Les pharmas se dorent la pilule

Suisse • Certains médecins doivent renoncer à préscrire des médicaments à leurs patients car ceux-ci sont vendus hors de prix par les multinationales pharmaceutiques. Les autorités restent silencieuses sur les profits engrangés par des firmes comme Gilead, Novartis ou Merck Serono.

La multinationale Gilead commercialise le traitement pour l’hépatite C entre 40’000 et 60’000 francs. (photo: ITPCglobal)

«Trois milliards de francs de bénéfice, L’hépatite C on en vit bien!» C’est l’un des slogans chocs avec lequel Médecins du Monde lançait début novembre une campagne sur la cherté des médicaments. Pour l’hépatite C, le prix du traitement coûte entre 40’000 et 60’000 francs en Europe.

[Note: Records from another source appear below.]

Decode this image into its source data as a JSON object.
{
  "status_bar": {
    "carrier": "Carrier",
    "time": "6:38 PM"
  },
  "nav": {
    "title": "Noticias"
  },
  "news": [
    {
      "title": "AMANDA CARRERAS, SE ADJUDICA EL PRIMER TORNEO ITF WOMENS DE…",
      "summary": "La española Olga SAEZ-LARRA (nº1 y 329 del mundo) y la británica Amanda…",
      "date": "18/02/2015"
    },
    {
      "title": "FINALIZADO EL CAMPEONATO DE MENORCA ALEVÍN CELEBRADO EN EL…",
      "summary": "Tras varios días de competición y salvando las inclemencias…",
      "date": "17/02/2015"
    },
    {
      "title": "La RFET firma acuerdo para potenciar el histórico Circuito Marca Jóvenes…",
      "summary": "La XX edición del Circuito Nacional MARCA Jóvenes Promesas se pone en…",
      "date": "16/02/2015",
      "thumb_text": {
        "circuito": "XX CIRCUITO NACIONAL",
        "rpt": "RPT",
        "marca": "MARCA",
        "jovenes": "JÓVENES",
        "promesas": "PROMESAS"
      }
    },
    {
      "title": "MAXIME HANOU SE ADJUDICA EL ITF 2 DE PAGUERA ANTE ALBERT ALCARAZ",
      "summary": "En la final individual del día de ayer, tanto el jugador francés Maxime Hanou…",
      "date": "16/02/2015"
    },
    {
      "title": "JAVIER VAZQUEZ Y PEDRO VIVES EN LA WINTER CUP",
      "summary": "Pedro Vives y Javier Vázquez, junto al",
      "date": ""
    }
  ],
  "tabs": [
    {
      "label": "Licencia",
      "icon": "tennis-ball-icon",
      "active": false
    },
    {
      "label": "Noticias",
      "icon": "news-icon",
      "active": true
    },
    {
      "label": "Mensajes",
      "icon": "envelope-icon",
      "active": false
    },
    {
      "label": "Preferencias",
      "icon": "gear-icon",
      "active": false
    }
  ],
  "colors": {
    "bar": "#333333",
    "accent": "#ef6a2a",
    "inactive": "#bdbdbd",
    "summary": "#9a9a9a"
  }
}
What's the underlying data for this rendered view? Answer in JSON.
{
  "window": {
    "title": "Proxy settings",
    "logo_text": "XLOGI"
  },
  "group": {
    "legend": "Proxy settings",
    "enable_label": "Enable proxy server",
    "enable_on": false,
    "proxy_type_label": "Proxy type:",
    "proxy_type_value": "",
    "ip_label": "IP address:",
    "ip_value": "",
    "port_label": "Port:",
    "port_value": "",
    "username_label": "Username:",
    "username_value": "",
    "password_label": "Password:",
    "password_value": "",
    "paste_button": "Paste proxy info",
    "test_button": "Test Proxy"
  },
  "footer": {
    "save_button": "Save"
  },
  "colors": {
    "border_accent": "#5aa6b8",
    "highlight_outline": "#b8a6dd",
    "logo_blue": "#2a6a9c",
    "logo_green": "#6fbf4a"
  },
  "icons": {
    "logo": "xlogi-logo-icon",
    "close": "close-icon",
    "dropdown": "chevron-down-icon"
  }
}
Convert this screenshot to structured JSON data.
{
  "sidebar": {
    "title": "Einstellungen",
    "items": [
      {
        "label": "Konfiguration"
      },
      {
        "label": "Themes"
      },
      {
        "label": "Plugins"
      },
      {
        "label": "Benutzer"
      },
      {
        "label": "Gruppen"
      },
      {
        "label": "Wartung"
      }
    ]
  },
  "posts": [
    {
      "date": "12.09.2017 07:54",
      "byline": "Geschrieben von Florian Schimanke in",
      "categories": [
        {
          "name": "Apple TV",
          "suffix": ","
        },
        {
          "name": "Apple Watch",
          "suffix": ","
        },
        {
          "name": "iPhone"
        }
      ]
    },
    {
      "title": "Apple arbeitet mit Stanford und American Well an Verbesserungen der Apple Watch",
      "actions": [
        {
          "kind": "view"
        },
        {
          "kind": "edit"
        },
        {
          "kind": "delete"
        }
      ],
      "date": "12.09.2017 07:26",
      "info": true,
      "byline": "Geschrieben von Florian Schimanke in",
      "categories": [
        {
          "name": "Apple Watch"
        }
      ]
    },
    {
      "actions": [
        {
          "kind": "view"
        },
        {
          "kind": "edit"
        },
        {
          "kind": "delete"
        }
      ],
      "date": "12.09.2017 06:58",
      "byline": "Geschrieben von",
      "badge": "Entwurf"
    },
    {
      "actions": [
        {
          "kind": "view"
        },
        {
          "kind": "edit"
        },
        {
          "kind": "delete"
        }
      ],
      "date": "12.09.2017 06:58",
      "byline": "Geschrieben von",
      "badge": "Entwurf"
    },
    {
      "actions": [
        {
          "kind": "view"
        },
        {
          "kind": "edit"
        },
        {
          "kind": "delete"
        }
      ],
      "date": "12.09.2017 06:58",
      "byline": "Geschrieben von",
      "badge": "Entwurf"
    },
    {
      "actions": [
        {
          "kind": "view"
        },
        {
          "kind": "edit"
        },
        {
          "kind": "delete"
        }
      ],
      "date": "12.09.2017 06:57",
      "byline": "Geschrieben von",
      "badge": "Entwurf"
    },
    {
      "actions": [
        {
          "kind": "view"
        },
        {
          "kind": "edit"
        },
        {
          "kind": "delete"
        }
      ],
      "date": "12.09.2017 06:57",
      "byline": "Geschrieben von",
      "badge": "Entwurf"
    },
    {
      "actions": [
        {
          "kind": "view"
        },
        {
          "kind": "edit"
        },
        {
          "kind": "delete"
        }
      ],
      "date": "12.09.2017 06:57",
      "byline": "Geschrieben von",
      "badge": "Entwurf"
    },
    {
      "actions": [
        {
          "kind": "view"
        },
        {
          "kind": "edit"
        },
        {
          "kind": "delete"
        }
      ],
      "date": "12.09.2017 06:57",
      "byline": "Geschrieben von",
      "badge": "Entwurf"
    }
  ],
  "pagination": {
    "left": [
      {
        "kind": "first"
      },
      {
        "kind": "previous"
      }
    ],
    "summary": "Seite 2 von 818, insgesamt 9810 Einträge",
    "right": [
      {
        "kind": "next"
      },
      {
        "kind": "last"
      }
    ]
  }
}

Il faut rappeler que l’hépatite est une maladie du foie due à un virus, connue depuis le milieu des années 80 et qui affecte au moins 150 millions de personnes dans le monde dont plus de 8 millions en Europe. Elle évolue dans plus de 80% des cas vers une cirrhose hépatique ou ouvre la voie à un cancer du foie. Sans un dépistage systématique, elle peut passer inaperçue pendant plusieurs années, et comme elle est contagieuse, essentiellement par voie sanguine, cela pose un grave problème de santé publique. En Suisse, 33’000 personnes sont déclarées porteuses de l’hépatite C , mais l’Office Fédéral de la Santé Publique (OFSP) estime que 83’000 sont infectées par le virus, chiffres qu’on retrouve dans les pays de l’ouest de l’Europe.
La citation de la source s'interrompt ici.